McMichael explained that the course curriculum includes an industry-focused history of alcohol course, an entrepreneurship class that students take at the Gordon Ford College of Business, and a science course that covers the science of brewing and distilling. The capstone requirement for students earning this certification is an internship.

“The way that we have designed this program and the way that we do the advising, is that we expect that students will identify some component, some portion of the industry that they want to be involved in,” said McMichael.

McMichael pointed out that many large alcohol producing companies employ people for several aspects of the business that aren’t fermentation science. For example, only 10 percent of Jim Beam’s employees are actually hands-on involved in the production of alcohol. McMichael said that the students that go through WKU’s brewing and certification program are looking at the other 90 percent of available jobs.

“The metaphor that I always use with students is that during the California gold rush of the 1840s, it wasn’t gold miners who made a lot of money–it was people who sold things to gold miners. So, if you want to get into the brewing and distilling industry, we tell students, think of things you can sell to the gold miners. What skill do you have that the industry needs?” said McMichael.

While some students that go through the program are looking to become brewers and distillers, the idea is that they will major in a field that they see as beneficial to their career track. For example, a student may major in business so they are prepared to open their own brewery or distillery, while another student may major in chemistry if they want to work in quality control or another science area of the industry.

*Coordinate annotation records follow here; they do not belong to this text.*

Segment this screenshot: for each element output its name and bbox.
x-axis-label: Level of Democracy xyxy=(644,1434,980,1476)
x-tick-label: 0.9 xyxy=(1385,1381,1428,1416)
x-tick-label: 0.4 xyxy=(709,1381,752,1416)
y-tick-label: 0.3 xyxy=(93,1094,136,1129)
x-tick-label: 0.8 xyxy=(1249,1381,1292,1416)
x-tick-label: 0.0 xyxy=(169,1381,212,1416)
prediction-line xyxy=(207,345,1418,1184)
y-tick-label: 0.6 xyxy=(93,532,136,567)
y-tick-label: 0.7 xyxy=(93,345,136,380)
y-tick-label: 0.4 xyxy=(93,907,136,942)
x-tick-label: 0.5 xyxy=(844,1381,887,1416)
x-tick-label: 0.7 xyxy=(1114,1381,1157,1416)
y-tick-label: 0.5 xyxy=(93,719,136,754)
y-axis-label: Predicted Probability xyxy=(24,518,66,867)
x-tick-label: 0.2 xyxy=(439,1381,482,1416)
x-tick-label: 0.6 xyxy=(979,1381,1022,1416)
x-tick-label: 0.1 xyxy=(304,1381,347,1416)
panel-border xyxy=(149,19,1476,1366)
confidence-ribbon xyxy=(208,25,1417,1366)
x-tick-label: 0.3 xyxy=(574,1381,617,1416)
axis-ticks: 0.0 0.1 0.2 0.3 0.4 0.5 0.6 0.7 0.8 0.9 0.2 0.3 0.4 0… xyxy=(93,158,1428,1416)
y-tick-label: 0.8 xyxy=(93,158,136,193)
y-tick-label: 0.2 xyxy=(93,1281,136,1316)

“We see ourselves as a very broadly constructed workforce development program. We don’t see ourselves as a brewing and distilling program in a very strict sense. We service the brewing and distilling industry,” said McMichael.

Other colleges and universities that offer brewing and distilling certification programs: Auburn University, California State Polytechnic University, Pomona, San Diego State University, University of California, San Diego, Regis University, Siebel Institute of Technology, Central Michigan University, Schoolcraft College, Dakota County Technical College, Montana State University, Billings, Schenectady County Community College, Asheville-Buncombe Technical Community College, University of the Sciences, American Brewers Guild, University of Vermont, Moonshine University, and many more.

If you are looking to earn some sort of brewing or distillery degree or certification, evaluate first what you are looking to do in the industry, as each program caters to something different. The range between a bachelor’s in fermentation science and a brewing certification is wide, but focusing on your interests and career goals and finding the schools that fit these will narrow the gap.